Although these studies have helped to map the nature of WLS content on social media, there remains a dearth of research on Instagram specifically. Instagram is considered to be one of the most commonly used social media sites in operation, with over 1 billion users worldwide [29]. According to the most recent study on social media usage by the Pew Research Center, Instagram is the third most frequently used social media platform in the United States [30]. Globally, Instagram has been ranked fifth in terms of numbers of active users [31]. Instagram users likely span a variety of demographic categories; however, they tend to be younger individuals [23]. For individuals aged 18 to 29 years, Instagram is the second most frequently used social media app in the United States, after YouTube [30]. Instagram is also the social media platform with the second largest age differential between older and younger American users [30]. One investigation found that Instagram users are also disproportionately female, of lower socioeconomic status, and from urban areas [24].

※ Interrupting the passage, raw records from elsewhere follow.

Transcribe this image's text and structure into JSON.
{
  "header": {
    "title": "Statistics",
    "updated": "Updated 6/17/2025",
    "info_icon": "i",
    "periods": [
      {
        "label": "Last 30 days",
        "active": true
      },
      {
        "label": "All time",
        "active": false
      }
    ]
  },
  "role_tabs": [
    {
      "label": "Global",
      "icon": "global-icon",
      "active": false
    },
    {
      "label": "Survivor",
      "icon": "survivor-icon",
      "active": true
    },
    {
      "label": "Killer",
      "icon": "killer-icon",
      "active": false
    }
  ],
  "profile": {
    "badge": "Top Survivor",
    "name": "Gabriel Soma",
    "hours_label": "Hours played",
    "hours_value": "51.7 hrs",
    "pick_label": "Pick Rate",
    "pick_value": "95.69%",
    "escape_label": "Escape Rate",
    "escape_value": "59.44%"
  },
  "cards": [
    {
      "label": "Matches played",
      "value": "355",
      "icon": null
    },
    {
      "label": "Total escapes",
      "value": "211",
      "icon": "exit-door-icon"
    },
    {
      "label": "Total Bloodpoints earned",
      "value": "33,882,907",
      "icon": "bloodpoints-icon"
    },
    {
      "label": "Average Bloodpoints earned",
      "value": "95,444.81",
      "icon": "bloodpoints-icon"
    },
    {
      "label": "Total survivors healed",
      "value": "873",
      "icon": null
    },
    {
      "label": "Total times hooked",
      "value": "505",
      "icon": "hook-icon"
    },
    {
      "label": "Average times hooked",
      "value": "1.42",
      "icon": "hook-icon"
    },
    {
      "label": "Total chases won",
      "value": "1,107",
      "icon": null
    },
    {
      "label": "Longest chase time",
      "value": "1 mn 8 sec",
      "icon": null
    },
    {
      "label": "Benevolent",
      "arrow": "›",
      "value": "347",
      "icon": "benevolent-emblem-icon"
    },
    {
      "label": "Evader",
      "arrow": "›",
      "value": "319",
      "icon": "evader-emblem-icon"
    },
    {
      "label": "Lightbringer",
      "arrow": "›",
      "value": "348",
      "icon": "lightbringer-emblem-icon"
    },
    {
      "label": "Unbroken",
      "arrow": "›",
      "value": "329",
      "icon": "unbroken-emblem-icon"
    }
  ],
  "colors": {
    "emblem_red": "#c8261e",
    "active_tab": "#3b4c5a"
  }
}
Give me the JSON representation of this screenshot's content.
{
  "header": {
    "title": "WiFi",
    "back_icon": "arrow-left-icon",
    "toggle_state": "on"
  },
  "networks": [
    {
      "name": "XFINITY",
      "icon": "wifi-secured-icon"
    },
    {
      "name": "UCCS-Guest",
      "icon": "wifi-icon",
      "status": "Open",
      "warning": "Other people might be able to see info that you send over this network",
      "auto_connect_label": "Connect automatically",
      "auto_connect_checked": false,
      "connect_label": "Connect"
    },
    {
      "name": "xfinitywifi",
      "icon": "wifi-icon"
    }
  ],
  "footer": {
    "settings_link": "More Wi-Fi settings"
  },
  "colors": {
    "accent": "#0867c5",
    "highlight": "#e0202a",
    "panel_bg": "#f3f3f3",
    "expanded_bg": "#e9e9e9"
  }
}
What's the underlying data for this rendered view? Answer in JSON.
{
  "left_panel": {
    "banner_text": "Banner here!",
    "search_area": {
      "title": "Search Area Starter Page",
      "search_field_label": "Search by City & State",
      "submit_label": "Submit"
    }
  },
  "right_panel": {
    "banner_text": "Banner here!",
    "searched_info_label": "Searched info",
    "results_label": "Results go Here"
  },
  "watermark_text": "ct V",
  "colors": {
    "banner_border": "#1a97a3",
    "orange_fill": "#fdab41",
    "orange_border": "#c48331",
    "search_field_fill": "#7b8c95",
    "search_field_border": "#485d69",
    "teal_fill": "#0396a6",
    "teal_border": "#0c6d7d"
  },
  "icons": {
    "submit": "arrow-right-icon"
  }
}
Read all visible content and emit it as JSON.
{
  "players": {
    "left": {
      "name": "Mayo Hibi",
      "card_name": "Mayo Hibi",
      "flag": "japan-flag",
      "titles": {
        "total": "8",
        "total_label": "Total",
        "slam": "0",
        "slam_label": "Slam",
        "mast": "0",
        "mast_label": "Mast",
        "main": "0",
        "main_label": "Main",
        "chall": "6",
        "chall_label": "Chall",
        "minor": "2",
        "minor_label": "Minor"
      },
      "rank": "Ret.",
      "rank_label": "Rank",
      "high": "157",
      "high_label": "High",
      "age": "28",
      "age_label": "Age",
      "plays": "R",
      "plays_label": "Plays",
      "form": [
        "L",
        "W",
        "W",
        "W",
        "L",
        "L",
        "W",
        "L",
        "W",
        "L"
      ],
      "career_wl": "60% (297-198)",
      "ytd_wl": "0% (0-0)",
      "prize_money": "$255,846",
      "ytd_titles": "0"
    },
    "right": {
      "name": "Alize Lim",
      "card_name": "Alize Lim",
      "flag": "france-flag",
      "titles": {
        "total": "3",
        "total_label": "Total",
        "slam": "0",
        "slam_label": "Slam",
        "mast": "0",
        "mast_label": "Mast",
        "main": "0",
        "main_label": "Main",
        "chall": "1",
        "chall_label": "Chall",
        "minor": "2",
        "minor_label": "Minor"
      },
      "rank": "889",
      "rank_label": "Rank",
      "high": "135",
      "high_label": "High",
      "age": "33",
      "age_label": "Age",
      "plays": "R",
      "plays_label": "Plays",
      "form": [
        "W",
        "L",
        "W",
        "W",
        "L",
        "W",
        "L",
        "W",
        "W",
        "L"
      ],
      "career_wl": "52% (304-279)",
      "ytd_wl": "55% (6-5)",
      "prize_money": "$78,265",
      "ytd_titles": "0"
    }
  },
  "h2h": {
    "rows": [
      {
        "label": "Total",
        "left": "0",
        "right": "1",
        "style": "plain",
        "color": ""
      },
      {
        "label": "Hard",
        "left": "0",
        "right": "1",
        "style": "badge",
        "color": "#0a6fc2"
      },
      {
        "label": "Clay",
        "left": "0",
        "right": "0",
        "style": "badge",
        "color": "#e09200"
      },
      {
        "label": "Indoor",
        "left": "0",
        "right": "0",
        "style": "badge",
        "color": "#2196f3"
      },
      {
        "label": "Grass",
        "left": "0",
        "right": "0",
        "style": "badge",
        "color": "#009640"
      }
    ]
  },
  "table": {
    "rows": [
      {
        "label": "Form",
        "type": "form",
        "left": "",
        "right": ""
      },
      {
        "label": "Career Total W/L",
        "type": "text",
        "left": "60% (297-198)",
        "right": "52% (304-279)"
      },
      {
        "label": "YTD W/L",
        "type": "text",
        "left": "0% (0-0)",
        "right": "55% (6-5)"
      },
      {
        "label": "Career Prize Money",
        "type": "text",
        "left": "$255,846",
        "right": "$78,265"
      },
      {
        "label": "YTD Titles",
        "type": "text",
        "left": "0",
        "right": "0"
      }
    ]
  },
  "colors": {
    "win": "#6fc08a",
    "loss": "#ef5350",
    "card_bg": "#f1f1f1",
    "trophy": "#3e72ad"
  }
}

Beyond the general lack of research on this topic, an examination of WLS-related content on Instagram is warranted for a number of reasons. First, although the average age of US bariatric patients has been documented as approximately mid-40s [32], the incidence of WLS in young people increased during the early 20th century [33,34]. Second, individuals between the ages of 18 and 30 years have been found to rely on the internet, including social media, for overall health information [35]. There is evidence to suggest that this age group is more likely to do so than older age cohorts [36]. Third, social media platforms are now commonly used by individuals to seek and relate information related to WLS [7-9; 25-27]. Fourth, seekers of web-based health information do not simply passively take in such information on WLS but actively make decisions based upon what they read on the web [9,22]. These individuals continue to use the internet for postoperative WLS support [9]. Finally, given the shift away from the routine provision of in-person care and support necessitated by the COVID-19 pandemic, bariatric preoperative and postoperative patients may have increasingly turned to social media to fill this gap. This study therefore aimed to document and compare WLS-related content on Instagram in the weeks leading up to the COVID-19 pandemic lockdowns to those exactly 1 year later.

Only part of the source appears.